The Adobe License Manager (ALM) software is hosted on a firm’s server and keeps track of how many computers are using the software firm’s applications. If a customer exceeds the number of licenses it has bought, the software will prevent it from installing any further copies.

The introduction is an attempt by Adobe to stop companies from legally buying the license for a few copies of its software and then installing the software on as many PCs as it wants in order to save money.

Although ALM currently only comes with Adobe’s Acrobat 8 software, the vendor said it was planning to expand the anti-piracy tool across its software portfolio.
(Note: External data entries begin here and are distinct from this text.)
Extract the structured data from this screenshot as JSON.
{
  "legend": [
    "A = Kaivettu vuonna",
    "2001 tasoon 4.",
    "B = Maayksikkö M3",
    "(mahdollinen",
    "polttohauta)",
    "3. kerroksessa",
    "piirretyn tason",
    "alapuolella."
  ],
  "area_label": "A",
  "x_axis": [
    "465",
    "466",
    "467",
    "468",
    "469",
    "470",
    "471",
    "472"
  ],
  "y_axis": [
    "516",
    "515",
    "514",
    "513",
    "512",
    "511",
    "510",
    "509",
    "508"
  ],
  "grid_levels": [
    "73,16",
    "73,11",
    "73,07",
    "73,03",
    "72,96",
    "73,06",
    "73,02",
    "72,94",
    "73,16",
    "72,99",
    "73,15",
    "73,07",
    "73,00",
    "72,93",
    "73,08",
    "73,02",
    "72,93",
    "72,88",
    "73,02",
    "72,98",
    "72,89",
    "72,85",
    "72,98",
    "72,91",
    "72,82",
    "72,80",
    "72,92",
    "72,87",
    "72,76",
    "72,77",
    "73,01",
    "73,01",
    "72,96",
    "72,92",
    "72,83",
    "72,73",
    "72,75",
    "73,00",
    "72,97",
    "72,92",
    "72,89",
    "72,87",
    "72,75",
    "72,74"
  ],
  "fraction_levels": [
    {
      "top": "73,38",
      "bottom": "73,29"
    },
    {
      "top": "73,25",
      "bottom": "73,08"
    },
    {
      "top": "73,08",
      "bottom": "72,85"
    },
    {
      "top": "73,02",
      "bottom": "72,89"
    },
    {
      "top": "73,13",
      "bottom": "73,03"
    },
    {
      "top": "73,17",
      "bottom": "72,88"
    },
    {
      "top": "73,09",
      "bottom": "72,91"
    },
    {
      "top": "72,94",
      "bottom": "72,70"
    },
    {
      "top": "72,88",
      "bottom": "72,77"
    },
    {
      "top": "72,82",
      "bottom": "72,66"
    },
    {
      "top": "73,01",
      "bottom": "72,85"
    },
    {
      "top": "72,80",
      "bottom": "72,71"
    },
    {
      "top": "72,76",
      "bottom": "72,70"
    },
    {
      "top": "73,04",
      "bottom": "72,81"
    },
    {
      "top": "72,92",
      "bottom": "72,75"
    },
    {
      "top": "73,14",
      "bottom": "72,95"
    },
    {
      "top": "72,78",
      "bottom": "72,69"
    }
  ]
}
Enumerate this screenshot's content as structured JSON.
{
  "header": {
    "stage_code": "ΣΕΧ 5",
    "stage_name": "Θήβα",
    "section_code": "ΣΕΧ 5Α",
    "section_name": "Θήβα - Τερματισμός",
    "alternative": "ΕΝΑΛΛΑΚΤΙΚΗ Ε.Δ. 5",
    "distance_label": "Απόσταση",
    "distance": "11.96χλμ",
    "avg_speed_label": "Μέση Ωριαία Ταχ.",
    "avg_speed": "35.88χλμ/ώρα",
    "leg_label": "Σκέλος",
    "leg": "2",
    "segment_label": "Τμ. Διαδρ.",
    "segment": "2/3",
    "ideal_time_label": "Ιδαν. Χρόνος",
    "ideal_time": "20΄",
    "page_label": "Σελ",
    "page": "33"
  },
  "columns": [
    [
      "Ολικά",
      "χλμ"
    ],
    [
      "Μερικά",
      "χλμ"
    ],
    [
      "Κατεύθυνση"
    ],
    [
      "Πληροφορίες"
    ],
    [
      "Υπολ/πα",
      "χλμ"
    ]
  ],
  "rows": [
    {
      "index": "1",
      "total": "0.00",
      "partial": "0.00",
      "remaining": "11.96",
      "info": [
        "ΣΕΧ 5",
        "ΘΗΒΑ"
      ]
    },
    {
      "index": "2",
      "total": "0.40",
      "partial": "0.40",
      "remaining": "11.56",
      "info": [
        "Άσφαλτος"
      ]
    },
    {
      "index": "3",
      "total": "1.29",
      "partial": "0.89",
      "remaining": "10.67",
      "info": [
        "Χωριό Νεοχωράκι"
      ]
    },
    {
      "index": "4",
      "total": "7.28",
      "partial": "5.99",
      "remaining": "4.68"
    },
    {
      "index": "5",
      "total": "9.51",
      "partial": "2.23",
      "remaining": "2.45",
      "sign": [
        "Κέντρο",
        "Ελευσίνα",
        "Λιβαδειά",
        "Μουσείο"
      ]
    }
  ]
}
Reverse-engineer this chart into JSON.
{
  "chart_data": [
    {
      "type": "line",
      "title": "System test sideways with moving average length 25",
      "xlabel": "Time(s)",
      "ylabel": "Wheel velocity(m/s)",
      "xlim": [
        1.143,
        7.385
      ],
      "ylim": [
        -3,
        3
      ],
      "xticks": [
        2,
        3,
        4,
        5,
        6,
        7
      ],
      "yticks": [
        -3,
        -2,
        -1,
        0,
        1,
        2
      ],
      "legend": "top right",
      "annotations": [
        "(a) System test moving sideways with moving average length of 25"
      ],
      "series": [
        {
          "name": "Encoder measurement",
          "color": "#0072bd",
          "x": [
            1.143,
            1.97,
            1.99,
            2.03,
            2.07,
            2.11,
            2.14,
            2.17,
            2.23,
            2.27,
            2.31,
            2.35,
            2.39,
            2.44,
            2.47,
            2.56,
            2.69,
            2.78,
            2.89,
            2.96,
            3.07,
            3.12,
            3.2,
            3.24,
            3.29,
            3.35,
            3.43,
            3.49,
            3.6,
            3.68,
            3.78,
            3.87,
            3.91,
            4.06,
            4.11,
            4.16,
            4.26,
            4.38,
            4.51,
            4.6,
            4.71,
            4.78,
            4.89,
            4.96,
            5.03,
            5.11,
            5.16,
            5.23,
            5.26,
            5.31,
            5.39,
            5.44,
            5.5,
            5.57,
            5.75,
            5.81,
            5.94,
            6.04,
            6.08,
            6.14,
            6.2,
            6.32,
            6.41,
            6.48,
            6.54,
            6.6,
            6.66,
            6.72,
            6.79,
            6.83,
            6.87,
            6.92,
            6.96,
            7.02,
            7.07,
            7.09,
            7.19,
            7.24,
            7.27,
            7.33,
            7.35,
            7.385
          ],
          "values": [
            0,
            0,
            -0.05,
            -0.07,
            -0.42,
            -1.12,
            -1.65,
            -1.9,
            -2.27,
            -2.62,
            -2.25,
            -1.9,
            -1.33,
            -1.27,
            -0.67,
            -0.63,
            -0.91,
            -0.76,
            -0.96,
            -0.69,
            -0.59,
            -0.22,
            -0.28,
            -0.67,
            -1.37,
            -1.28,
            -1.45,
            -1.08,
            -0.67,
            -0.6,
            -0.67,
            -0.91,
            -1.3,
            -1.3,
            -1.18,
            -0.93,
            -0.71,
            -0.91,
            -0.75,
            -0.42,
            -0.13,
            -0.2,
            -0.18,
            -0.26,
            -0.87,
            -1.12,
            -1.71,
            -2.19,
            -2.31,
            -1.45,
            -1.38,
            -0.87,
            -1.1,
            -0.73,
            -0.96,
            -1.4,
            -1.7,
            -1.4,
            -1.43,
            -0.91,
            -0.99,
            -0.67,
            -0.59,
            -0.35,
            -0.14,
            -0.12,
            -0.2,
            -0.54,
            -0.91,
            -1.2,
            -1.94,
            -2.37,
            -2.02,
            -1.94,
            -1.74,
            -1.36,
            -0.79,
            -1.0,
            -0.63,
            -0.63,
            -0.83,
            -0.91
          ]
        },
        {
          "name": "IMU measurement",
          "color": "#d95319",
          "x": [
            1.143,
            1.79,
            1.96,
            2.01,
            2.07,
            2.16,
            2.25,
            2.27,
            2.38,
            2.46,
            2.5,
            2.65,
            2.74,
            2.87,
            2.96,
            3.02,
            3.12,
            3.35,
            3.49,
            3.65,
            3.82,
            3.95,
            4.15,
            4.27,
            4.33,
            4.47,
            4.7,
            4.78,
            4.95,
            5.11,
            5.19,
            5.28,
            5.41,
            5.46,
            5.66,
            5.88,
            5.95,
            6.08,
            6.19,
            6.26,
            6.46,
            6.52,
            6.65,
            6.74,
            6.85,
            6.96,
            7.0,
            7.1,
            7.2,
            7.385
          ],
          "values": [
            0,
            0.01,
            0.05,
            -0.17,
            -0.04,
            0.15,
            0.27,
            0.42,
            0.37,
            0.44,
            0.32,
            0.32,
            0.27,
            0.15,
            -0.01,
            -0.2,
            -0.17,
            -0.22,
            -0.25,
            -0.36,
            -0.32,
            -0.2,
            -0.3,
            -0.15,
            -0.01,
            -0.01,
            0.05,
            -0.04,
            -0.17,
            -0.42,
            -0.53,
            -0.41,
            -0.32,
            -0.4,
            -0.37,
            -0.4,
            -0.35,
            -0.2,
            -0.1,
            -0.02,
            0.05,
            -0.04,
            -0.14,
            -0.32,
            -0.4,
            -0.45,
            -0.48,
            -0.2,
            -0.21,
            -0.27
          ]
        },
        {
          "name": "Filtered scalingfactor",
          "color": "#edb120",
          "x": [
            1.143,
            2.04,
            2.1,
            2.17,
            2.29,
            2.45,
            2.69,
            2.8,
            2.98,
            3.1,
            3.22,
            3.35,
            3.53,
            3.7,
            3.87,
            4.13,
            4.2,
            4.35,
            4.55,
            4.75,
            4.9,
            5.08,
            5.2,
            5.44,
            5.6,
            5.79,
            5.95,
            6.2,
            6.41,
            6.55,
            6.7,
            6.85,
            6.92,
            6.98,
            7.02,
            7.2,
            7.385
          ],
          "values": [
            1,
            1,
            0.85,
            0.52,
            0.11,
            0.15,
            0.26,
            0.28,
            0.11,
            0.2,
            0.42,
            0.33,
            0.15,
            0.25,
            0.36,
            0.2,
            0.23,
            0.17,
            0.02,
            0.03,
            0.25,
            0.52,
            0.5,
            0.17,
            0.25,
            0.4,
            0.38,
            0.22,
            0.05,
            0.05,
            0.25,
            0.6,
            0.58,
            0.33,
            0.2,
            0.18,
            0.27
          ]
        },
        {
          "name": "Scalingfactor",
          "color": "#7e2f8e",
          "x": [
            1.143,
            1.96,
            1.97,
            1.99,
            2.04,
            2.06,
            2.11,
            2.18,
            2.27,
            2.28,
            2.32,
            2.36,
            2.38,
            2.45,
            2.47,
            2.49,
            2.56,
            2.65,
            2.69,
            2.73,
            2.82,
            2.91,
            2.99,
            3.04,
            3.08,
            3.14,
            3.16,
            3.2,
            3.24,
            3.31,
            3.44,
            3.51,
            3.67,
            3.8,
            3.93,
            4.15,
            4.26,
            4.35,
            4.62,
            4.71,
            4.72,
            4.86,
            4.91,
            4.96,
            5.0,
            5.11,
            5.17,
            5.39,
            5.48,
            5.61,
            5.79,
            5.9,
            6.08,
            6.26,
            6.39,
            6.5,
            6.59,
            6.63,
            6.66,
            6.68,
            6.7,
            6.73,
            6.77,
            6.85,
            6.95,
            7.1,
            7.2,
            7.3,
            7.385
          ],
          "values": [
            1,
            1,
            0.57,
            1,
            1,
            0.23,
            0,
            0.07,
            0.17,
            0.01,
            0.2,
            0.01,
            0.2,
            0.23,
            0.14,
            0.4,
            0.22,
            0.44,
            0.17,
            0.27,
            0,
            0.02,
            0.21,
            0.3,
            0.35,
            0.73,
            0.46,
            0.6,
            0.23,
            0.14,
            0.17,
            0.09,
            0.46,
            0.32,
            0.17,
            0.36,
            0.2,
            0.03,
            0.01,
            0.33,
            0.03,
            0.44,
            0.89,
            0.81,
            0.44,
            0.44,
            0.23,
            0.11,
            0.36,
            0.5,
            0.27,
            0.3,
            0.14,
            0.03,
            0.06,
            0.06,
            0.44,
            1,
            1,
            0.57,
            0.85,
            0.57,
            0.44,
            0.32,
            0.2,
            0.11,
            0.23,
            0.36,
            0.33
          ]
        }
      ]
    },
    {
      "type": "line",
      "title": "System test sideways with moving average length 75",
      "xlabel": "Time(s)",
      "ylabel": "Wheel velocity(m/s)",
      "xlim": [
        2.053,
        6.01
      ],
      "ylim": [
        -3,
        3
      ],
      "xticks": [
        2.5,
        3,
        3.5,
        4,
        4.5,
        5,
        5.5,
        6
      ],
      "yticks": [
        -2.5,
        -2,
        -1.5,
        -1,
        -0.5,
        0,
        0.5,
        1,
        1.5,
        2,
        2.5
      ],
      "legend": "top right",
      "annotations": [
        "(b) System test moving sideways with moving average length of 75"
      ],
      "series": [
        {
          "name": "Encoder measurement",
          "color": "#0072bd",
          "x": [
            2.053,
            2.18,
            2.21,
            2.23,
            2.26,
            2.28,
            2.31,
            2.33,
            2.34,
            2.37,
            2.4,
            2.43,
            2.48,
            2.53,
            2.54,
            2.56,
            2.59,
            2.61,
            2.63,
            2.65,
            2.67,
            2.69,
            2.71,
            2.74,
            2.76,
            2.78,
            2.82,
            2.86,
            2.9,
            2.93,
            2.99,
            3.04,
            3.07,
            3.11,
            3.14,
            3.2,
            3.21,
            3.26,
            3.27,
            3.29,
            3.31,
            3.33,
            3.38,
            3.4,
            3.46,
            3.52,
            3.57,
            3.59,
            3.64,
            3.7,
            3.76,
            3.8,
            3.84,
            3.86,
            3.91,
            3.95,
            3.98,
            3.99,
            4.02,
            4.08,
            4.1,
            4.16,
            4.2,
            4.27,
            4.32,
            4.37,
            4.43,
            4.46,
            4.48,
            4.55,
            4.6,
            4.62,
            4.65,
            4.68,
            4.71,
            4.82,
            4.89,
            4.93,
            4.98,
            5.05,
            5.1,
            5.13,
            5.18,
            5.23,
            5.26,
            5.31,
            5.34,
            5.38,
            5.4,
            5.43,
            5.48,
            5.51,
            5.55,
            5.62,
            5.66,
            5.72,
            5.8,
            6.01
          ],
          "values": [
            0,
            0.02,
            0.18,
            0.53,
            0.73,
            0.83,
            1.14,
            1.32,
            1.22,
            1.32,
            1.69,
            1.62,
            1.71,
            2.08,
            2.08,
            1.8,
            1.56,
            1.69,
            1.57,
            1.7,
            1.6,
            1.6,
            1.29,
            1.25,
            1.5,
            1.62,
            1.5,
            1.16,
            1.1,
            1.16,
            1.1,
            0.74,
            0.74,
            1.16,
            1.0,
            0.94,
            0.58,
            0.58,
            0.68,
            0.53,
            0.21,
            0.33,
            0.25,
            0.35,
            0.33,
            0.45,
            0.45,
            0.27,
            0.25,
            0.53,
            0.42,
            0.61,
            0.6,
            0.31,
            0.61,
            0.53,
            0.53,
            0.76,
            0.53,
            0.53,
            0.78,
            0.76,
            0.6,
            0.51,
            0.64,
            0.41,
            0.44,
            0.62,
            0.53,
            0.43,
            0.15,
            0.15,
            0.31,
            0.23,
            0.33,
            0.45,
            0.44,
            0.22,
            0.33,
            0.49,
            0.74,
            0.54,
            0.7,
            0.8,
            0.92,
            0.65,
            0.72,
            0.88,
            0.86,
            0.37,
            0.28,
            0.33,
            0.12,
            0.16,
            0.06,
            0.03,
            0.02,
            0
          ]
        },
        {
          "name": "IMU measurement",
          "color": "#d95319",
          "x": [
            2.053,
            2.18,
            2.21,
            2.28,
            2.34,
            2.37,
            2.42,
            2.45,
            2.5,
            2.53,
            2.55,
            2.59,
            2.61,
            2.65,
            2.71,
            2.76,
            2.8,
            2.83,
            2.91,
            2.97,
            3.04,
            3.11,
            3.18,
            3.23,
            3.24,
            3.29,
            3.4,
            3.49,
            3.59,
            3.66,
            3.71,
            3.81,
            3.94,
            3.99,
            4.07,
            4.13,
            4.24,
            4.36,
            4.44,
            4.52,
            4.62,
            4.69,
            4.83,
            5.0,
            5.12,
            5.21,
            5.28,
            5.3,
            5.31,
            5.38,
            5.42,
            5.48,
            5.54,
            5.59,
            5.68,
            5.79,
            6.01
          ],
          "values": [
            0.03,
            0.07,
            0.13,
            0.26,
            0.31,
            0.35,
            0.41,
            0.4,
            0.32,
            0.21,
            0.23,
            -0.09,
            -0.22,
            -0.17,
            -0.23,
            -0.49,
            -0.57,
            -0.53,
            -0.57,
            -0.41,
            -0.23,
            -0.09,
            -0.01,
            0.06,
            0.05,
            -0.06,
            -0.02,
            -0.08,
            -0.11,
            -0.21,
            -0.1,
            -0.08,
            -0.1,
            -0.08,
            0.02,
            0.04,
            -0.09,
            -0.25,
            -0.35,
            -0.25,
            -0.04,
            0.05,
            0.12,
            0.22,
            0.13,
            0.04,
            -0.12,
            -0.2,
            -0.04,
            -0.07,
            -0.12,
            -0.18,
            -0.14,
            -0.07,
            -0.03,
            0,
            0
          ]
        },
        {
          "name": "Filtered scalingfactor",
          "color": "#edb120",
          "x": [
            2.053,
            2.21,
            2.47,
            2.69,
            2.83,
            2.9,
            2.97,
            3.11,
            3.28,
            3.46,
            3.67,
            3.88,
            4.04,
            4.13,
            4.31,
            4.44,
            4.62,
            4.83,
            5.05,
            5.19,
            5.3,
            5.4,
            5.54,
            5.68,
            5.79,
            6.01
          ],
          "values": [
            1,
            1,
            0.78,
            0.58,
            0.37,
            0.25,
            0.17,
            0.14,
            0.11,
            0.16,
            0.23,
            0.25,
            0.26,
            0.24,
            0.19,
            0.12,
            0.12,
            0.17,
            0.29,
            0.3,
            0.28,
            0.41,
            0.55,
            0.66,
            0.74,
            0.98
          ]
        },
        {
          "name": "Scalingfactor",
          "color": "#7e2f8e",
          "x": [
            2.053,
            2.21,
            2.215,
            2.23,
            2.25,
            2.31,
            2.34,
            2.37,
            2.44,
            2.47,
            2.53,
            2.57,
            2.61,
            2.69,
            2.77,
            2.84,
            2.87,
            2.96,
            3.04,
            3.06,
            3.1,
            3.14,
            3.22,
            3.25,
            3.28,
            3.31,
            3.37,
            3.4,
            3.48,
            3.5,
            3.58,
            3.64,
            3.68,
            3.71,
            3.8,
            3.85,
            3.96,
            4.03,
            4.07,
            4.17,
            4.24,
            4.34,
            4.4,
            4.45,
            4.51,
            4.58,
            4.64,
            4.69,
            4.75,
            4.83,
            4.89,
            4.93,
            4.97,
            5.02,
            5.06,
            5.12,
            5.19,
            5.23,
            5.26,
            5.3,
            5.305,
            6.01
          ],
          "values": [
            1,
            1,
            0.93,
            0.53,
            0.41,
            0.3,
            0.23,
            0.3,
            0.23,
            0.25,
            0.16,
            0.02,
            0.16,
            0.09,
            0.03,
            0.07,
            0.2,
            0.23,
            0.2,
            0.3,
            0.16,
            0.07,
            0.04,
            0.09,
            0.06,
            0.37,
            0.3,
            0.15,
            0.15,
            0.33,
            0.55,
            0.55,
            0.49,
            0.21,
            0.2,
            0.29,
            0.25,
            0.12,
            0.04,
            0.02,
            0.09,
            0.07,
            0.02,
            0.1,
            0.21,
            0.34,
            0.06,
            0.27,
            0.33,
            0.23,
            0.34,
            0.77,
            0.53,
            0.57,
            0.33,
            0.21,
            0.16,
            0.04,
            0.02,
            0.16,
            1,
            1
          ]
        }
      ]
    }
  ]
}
Najeeb Khan, Adobe anti-piracy manager, told IT Weekly the point of the software was to “enable customers to manage their licenses better”, but admitted it was also a way for Adobe to discover the number of copies of its software customers were using.

ALM could have a significant impact on both companies’ IT department budgets and Adobe’s balance sheet once it is rolled out across the vendor’s entire software line, which includes widely-used applications such as design programs InDesign, Photoshop and Illustrator.

Piracy rates are high across the region, with the use of illegal software in the Middle East and Africa (MEA) standing at around 60% last year, according to market research firm IDC.

The group’s figures show Lebanon, Qatar and Oman all had software piracy rates over 60% in 2005, while Saudi Arabia’s piracy rate stood at 52%. The only country in the Middle East able to get the use of illegal software down below the 50% mark last year was the UAE.

Andrew Lindstrom, regional manager for Adobe MEA, estimated around 65% of the vendor’s software was being used illegally in the region, rising to as high as 80% in Lebanon and Jordan.

Khan said ALM was expected to have a positive impact on Adobe’s growth in the region, but did not discount the possibility that firms could decide not to buy any legal copies of the vendor’s software if they were not able to exceed the number of licenses they had paid for.